Inoltre, poiché le entrate dei Provveditorati dipendono quasi esclusivamente dai finanziamenti del Ministero e dagli interessi da essi derivanti (tutto tranne circa 38,1 milioni di dollari), la componente operativa del Provveditorato – quella che amministra tali fondi per garantire il successo degli studenti e i relativi servizi di supporto – dovrebbe concentrarsi sull’aumento delle entrate.
Se lo avesse fatto in passato, probabilmente il Provveditorato non si troverebbe oggi sotto amministrazione straordinaria.
A proposito, ogni studente genera circa 14.000 dollari di finanziamento provinciale (direttamente o indirettamente). Per il prossimo anno scolastico, il TCDSB prevede una diminuzione di 1.467 studenti.
Nelle scuole elementari, tutti gli studenti che desiderano iscriversi devono fornire una “prova di appartenenza alla famiglia cattolica”; in caso contrario, i finanziamenti non possono – e non dovrebbero – essere destinati a quel Provveditorato. È compito dei trustee cattolici e del clero promuovere le iscrizioni, mentre il personale dirigente ha il compito di mantenerle sostenendo il successo degli studenti.
Sembra però che sia stata scelta una strada diversa.
Nel riepilogo del bilancio preventivo 2026-27 non viene fornita alcuna spiegazione di carattere pedagogico che giustifichi come le misure di risparmio e gli aggiustamenti operativi possano “ridurre al minimo qualsiasi impatto [negativo] sugli studenti e sull’apprendimento in classe”.
Le stesse persone che, prima dell’arrivo del Commissario, avevano consigliato e informato il Provveditorato, hanno ora fornito al Commissario le informazioni sulla base delle quali è stato inizialmente approvato un disavanzo preliminare di 65,3 milioni di dollari. “Questo non può accadere”, avrebbe dichiarato il Commissario, rivedendo rapidamente il disavanzo al ribasso fino a 39,5 milioni di dollari.

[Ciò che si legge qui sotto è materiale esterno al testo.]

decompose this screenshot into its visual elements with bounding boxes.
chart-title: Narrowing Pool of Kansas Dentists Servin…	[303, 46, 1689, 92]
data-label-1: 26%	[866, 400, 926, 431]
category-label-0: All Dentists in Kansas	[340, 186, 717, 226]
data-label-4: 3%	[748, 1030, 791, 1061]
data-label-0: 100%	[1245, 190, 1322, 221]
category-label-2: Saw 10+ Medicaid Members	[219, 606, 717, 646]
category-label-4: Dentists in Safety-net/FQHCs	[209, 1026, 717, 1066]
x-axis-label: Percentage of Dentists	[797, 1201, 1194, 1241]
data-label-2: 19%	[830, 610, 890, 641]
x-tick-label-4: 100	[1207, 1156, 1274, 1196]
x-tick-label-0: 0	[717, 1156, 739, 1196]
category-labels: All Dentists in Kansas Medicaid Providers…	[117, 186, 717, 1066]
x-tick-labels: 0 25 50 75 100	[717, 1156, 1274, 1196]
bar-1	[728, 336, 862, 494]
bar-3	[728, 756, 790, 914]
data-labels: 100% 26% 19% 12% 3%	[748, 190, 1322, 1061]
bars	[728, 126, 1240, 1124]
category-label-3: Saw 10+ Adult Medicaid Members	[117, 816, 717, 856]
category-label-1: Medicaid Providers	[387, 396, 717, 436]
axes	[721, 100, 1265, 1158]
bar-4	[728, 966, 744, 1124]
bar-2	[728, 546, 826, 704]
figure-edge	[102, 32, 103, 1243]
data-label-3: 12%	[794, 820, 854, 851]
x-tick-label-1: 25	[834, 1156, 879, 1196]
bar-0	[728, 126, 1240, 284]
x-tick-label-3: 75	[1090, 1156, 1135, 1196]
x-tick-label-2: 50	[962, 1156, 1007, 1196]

Il 30% (29,069%) del risparmio complessivo deriva dall’eliminazione di un programma di Lingue Internazionali integrato nell’orario scolastico, attivo da oltre 50 anni: la voce singola più consistente ricade dunque sulle spalle degli studenti ed i loro 77 insegnanti. Nel frattempo, tutto il personale dirigente ha ricevuto un consistente aumento di stipendio (vedi l’articolo – uscito il 13 luglio – qui).
Il TCDSB ha inoltre vietato ai trustee di partecipare a eventi scolastici organizzati presso chiese, giardini o spazi pubblici per celebrare concerti e cerimonie di diploma.
Nel corso di questo anno scolastico si è tenuta una sola riunione del Consiglio dei Trustee, il cui unico argomento è stato il cambio di nome di una scuola.